Your toddler may react to his fear of strangers or surprising situations by crying and holding on tightly to you. From the age of about 7-8 months, most babies suffer from anxiety when held by strangers or when they meet unknown people. This resentment is seen more among babies who do not see many people in their daily life and are used to see and interact with 2-3 people only. Your child may display his resentment as being fussy, clingy or by throwing tantrums. At times, you really want your child to mingle and not hide behind you. Encouraging your child to be interactive and be a part of bigger groups you can ease his fear and anxiety and help him become confident.
Top 8 Tips To Ease Your Toddler’s Fear Of Strangers
Follow the below 8 tips to tackle your toddler’s fear of strangers.

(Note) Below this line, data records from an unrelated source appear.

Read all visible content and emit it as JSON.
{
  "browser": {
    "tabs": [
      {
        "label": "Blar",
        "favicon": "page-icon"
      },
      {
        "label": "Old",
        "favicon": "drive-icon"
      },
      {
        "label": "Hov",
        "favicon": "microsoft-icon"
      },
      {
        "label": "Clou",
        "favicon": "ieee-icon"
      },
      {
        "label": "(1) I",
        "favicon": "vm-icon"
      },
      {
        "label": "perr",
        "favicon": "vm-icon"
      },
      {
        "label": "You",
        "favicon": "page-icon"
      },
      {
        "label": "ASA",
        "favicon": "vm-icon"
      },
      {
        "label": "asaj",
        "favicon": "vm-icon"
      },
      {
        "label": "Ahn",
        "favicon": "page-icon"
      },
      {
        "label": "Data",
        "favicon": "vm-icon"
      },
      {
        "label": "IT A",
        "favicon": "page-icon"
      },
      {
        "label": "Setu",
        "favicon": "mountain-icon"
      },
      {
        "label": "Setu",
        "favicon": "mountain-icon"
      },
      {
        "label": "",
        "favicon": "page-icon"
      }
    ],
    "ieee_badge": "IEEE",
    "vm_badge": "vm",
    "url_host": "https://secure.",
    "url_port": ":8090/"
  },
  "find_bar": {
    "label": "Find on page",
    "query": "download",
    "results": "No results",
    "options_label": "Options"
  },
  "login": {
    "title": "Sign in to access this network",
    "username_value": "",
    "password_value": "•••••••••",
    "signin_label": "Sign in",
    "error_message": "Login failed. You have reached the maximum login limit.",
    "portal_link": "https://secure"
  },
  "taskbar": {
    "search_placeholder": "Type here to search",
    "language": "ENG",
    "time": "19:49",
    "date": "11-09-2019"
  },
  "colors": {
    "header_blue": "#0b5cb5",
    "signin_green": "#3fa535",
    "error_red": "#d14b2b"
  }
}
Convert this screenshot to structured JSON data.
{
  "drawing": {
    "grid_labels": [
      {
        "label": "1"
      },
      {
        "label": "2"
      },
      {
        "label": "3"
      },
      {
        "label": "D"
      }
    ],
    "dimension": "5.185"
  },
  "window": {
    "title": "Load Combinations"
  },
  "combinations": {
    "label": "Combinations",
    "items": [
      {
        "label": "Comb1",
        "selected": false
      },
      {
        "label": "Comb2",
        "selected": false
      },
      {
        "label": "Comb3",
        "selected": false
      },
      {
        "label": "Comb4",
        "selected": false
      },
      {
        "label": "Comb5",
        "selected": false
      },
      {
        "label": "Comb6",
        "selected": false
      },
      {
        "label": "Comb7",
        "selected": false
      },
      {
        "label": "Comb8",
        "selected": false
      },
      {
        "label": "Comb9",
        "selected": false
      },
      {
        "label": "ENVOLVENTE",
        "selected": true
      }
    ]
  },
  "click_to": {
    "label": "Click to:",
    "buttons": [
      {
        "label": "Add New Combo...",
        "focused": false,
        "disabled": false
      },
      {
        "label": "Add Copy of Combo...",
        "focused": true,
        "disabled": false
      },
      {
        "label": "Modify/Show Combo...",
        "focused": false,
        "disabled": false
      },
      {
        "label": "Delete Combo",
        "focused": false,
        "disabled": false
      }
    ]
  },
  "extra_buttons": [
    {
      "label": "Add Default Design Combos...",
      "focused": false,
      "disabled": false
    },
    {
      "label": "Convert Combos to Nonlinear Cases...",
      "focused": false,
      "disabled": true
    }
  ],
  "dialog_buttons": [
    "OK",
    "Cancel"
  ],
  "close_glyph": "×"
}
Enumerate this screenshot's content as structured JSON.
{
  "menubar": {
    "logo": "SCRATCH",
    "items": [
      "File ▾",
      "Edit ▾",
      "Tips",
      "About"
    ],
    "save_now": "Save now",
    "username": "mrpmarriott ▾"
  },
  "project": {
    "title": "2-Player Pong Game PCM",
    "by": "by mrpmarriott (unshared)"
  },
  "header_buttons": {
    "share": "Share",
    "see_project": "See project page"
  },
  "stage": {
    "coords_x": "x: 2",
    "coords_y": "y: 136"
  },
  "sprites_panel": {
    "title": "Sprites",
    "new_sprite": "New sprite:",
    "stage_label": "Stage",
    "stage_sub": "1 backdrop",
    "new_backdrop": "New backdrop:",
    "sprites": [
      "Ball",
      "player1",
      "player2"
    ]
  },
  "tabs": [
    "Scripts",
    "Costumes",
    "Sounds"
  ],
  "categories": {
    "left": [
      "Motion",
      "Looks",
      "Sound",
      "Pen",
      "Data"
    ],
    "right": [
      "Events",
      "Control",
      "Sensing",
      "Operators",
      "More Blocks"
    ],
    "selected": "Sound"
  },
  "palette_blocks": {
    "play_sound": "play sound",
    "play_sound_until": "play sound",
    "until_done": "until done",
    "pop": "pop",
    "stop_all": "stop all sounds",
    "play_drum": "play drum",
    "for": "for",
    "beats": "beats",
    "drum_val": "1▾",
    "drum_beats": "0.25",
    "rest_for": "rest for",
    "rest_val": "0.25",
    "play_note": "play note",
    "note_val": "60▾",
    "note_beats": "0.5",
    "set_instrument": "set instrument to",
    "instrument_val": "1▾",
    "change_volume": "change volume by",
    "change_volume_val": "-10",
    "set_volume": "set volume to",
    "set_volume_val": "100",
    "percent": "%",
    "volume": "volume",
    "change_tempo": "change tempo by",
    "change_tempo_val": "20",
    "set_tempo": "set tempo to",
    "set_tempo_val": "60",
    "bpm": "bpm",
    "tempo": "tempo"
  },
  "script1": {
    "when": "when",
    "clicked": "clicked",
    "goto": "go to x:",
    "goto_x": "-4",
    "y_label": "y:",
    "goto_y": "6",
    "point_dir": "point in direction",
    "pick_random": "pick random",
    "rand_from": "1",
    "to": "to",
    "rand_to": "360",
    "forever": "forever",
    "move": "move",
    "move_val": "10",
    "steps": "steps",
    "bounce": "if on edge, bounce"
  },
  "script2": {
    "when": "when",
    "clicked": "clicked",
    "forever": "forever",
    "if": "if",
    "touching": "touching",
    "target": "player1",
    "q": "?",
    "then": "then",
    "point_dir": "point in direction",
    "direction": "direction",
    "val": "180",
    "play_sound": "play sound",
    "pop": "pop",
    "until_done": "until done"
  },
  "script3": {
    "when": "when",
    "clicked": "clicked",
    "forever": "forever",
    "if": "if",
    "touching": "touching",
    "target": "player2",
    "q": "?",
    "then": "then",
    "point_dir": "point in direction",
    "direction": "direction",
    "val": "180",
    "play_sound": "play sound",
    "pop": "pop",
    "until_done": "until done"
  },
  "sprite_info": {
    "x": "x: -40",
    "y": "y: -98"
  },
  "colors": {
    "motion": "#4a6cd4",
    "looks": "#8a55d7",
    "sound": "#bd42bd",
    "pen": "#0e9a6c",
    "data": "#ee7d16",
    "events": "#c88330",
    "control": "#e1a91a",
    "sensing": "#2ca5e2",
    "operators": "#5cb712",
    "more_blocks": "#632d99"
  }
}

1. Prepare him for an encounter with strangers:
Make sure your child is not caught off guard. Tell him in advance who is going to visit and prepare him for it. Explain to him that the guests are close to you and want to be his friends. This way he knows someone is coming and understands they are safe
2. Prepare the others for your child’s anxiety:
Just like you prepare your child, advise your guests against picking your child the moment they arrive and overwhelm them with kisses and cheek-pulling. Explain to them your child prefers a more gradual approach and assure them that you will ease your kid into it
3. Be sensitive:
Do not ridicule your child’s fears. If your child is showing discomfort, then rather than pushing them to behave (“don’t be shy, come on, say hello”), hug and comfort him. Take him to some place away from the new faces and tell him that it’s okay and assure him you are not disappointed or angry
4. Expose him to public places:
One way to get your child used to seeing new faces is to take him out often. Try to find time for at least one small outing daily (to a nearby park or play area) and one bigger outing weekly (to a mall or zoo). Once they familiarize themselves to the new place, start introducing them to people whom you know. More new people they meet while at a safe distance, the better they will get at dealing with their fear
5. Be patient:
As with anything related to your child, you cannot expect to remove this fear in a day. If you push him too hard from the second day, it will be counterproductive. If you give up after just one or two weeks, then it will not help them
6. Engage in pretend-play:
Practice how to deal with strangers through role play. You and your baby can take turns to be a stranger. Discuss how to greet a stranger and how to react when a stranger does something your child does not like (picking up and kissing, for instance). More prepared they are, less afraid they will be
7. For bigger kids, try to make them independent:
The fear of strangers usually passes on its own by the time the child is 2 years old. However, if it continues past their second birthday, it might be because you are over-protecting/shielding your child and not giving him enough chances to socialize. Try to make him as independent as his age permits. And expose him to new people. This will help them come out of their shell
8. Seek help:
Sometimes extreme fear of strangers can lead to social anxiety as the child grows bigger. If you think your child’s fear is getting worse with time, or if there is a family history of social anxiety, then it might be a good idea to talk to your child’s doctor
If you follow all these tips and techniques, but still see no result in your child’s fear and anxiety around people he is not familiar with, do not fret. For starters, this will go away by the time the child is 2 or 2.5. And more importantly, the world is not a safe place anymore. Your child has every reason to be afraid of strangers. This might sound cynical – but may be a child who draws attention by wailing in the arms of a stranger might turn out to be a blessing in disguise.